Previously I wrote a blog about a paper by Dyckhoff et al (2013) which spoke about learning analytics and action research.  We’ve been asked to relook at the goals of learning analytics as they relate to either educators or students but from the list, focus on what learning analytics could be. I suspect this is supposed to also revert back to the blog entry on my own definition of learning analytics, although the constraint is to do it in two sentences.

Learning analytics purpose is to utilise student generated data to help individual students maximise their learning potential by being alerted to potential strategies or avoiding ‘pitfalls’ in their current learning approach(es). Although the data gathered from Learning analytics is highly secure and access is granular, it remains optional to an individual student to opt in/opt out at any time.

I think I cheated by using extra long sentences!

I think this is really a manager’s vision that is biased towards the privacy and data security wellbeing of the learner.


Dyckhoff, A.L. et al. (2013) Supporting Action Research with Learning Analytics. Proceedings of the Third International Conference on Learning Analystics and Knowledge (LAK13), New York, ACM, 220-229.

Evaluating Analytics Policy - Block 4, Activity 21

I think reading the OU’s policies and to make sense of it would take probably 20-30 minutes. However, I have to say policies are not the thing that one wants to read about an issue that it’s not totally clear why it should be read and what the potential implications are or could be. I think students (including myself) would tend to just ‘click’ through.

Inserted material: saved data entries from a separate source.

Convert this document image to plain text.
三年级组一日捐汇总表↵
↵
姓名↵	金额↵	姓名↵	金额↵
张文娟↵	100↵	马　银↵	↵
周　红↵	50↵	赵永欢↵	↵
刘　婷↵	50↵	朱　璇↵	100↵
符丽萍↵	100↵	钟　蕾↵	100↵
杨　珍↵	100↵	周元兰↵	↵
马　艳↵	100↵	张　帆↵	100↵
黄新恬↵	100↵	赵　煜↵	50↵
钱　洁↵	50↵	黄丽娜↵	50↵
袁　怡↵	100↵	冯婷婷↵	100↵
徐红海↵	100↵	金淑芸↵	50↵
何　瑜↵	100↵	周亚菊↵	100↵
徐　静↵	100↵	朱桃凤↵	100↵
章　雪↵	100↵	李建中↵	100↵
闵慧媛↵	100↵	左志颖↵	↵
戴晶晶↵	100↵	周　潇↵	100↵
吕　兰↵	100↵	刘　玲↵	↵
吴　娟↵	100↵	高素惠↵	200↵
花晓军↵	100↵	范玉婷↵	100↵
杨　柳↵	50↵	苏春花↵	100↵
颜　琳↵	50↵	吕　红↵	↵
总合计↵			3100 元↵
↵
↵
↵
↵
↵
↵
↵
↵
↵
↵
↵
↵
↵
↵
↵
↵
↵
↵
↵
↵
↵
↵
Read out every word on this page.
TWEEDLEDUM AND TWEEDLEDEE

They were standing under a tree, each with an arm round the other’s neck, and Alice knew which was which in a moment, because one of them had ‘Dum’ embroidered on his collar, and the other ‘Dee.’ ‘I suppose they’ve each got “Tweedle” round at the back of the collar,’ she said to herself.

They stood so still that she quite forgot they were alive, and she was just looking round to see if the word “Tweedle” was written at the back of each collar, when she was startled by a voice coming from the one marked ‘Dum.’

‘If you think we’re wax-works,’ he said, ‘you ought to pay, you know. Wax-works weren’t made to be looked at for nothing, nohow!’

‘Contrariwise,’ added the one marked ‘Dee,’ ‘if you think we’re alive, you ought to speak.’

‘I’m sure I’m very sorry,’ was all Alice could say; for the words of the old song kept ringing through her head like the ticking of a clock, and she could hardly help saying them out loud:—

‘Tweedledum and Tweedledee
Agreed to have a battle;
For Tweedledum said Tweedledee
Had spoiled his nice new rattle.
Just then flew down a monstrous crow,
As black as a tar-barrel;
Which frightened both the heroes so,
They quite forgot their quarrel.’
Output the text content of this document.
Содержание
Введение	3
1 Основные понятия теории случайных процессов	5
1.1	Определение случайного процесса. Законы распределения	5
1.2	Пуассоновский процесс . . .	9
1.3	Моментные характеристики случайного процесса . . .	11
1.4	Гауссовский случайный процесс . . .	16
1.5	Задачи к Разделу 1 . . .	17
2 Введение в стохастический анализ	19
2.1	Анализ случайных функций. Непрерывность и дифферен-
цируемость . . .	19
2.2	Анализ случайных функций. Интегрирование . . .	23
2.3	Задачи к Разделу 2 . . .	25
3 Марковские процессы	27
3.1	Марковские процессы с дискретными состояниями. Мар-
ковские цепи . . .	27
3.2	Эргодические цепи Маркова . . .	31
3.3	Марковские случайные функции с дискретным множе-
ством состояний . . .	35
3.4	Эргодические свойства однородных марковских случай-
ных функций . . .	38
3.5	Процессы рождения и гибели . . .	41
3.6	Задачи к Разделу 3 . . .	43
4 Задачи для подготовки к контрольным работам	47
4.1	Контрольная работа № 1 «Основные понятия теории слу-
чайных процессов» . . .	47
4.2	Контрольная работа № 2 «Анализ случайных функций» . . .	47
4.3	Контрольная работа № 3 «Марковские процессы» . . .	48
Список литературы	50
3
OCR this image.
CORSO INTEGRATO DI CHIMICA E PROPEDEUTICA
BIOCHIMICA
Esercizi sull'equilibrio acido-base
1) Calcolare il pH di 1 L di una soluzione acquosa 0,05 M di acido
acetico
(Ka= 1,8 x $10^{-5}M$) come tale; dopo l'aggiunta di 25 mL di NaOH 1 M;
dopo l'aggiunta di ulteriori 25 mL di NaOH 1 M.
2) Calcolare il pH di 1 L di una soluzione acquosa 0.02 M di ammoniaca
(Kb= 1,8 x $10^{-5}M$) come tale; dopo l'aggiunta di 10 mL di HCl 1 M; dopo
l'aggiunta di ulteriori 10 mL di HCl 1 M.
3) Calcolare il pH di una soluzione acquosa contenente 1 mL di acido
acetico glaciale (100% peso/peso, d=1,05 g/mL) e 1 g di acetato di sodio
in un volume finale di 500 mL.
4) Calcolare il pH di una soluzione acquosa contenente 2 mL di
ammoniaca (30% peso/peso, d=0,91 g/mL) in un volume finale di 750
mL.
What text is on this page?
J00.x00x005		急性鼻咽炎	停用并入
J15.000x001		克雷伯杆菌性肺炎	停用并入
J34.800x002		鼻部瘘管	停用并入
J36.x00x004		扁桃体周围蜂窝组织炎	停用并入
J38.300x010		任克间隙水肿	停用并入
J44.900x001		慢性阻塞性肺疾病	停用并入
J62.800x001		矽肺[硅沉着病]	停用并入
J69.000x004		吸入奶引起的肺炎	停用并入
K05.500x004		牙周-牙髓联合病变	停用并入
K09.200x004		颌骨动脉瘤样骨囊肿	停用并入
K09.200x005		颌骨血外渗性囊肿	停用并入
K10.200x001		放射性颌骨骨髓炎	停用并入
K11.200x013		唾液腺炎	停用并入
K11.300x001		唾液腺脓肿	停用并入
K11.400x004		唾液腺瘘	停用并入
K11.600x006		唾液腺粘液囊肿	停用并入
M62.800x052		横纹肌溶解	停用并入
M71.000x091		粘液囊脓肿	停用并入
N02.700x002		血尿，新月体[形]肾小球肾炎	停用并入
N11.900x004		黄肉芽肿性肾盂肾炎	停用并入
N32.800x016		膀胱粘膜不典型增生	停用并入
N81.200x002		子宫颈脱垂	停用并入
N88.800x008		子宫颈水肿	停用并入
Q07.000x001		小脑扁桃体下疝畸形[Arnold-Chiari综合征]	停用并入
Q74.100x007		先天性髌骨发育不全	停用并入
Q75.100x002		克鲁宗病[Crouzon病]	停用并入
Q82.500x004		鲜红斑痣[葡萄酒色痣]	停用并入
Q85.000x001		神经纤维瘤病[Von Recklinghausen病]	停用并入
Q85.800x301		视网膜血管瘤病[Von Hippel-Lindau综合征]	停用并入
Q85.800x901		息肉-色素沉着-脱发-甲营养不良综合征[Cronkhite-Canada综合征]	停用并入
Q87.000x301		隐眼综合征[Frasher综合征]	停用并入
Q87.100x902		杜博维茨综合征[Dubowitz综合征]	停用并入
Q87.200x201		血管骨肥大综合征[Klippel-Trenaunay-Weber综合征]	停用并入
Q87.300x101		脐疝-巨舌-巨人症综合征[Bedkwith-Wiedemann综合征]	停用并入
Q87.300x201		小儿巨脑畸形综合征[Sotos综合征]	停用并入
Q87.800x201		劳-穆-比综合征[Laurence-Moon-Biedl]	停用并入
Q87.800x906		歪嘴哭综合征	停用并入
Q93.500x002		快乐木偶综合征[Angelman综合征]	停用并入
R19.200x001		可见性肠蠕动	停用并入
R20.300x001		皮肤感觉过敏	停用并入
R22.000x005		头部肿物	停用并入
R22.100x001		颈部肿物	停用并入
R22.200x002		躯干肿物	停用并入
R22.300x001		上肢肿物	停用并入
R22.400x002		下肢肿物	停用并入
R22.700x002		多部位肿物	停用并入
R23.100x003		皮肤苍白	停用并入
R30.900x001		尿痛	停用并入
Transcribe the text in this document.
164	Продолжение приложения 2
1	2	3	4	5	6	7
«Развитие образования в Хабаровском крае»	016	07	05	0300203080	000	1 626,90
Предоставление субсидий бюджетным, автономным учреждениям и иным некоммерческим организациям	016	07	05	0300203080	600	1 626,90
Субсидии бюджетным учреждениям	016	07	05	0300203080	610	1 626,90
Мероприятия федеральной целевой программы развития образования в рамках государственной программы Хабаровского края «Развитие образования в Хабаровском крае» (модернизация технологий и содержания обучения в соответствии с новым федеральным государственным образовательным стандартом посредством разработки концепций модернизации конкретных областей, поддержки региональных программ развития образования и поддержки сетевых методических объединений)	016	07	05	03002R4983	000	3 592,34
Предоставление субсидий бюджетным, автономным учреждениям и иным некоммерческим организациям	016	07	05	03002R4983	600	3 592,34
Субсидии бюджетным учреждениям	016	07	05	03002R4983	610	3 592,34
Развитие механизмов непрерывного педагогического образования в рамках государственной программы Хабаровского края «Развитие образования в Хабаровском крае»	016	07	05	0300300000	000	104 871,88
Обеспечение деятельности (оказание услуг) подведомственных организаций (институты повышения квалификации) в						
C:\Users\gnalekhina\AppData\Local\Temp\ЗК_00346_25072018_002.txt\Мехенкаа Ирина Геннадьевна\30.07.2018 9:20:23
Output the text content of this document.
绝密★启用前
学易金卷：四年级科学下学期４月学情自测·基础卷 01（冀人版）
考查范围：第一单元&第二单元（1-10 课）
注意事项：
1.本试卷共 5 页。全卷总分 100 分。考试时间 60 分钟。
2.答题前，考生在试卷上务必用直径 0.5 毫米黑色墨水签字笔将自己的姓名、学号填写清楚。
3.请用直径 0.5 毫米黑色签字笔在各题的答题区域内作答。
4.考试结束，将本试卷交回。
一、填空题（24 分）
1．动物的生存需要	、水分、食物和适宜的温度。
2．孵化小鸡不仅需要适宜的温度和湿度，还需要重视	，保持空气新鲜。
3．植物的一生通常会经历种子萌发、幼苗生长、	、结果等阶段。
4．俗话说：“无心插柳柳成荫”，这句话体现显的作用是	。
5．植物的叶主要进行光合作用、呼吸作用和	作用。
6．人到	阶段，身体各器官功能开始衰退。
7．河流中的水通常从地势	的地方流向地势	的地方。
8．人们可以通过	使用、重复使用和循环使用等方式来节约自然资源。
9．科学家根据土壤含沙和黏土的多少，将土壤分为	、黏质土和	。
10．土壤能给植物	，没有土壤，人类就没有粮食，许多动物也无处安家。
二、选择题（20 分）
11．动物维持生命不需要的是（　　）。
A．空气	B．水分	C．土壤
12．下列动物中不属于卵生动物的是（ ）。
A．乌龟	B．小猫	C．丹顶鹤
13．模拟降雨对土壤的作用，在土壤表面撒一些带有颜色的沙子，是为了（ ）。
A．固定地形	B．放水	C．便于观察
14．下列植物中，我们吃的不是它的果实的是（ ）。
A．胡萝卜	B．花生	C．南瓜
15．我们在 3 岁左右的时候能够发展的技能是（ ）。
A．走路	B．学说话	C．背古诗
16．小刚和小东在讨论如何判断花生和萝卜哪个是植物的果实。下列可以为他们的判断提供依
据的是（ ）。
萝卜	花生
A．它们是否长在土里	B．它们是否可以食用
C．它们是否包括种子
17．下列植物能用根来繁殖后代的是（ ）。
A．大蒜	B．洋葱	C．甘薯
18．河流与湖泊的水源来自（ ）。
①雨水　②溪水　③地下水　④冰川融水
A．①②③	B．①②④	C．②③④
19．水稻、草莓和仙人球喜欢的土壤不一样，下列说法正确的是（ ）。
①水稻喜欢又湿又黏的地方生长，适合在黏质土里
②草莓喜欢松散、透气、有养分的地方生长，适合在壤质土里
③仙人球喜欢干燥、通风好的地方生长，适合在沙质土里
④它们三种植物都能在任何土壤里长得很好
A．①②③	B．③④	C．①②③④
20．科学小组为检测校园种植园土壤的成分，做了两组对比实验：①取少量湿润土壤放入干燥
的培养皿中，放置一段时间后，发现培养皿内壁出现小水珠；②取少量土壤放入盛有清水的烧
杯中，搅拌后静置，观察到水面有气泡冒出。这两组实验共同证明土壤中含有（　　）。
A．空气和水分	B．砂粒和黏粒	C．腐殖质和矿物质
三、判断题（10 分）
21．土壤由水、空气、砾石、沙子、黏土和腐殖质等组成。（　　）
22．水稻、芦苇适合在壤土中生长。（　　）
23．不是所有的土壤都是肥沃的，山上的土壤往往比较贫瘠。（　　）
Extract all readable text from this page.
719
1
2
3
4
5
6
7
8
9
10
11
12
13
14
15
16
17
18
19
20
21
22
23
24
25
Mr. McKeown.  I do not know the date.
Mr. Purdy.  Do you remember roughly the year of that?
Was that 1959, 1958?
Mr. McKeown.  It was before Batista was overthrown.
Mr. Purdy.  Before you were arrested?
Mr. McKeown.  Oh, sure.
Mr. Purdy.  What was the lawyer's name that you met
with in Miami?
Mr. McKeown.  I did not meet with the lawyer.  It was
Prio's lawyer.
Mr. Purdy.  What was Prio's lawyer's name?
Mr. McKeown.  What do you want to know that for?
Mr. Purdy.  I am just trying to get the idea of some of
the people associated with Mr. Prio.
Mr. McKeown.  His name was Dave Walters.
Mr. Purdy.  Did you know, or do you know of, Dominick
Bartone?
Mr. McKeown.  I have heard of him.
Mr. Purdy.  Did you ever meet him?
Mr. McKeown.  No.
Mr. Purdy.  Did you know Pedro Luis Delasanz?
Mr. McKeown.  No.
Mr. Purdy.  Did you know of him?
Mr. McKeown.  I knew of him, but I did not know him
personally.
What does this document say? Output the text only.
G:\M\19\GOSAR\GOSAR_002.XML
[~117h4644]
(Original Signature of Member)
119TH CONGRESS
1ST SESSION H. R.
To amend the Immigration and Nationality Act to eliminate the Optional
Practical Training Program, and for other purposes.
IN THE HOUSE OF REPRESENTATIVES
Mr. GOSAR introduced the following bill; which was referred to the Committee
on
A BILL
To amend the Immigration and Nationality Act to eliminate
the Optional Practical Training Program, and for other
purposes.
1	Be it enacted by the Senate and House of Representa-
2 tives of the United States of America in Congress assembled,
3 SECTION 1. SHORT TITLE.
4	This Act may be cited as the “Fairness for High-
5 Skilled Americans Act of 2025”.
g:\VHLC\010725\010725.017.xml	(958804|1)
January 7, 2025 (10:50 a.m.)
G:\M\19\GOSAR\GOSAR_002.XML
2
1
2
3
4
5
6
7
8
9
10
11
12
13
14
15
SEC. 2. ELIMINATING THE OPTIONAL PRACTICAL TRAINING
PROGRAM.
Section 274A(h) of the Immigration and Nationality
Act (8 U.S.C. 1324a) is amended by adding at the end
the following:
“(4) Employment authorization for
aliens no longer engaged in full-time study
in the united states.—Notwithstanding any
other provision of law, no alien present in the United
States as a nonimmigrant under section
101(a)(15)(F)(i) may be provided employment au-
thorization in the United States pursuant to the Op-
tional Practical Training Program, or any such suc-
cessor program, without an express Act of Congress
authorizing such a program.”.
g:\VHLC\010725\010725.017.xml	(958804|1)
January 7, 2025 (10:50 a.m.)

The paper by Slade and Prinsloo (2014), suggests that this would tend to be the case and that most of the comments seem to be of the ‘huh’ variety. The rest was relatively what one would expect BUT there was concern for the purpose to which the data might be used. They highlighted the following student’s concern:

“There’s a huge difference IMO between anonymised data to observe/monitor large scale trends and the “snooping” variety of data collection tracking the individual. I’m happy for any of my data to be used in the former; with the latter I would be uncomfortable about the prospect that it would be used to label and categorise students in an unhelpful or intrusive way”.

Question is how could one inform students that (a) data can/might be collected; (b) it is supposed to help their learning and (c ) they shouldn’t be worried about privacy or security issues because the institution has taken very high precautions to do so?

The issue that I see with most ‘please read these policies and then accept them’ is that they, for legal reasons I guess, have to be so long. I mean when I read a standard operating systems acceptance of terms and conditions for a computer, it is more than 30 pages long.

I mean seriously!

My potential solution would be to somehow just hit students with ‘Are you concerned with your privacy when you study with us?’ huge banner that students have to encounter before accepting. Then perhaps only give them the basic issues that they need to be concerned about AND give them the option to ‘take a chance’ or ‘check out the small print’, in other words let them move through about 4 screens of basic facts (it’s there to help; it’s secure; it’s not used for any other purpose) and then give a link to read the fine detail, or trust the institution and accept then and there.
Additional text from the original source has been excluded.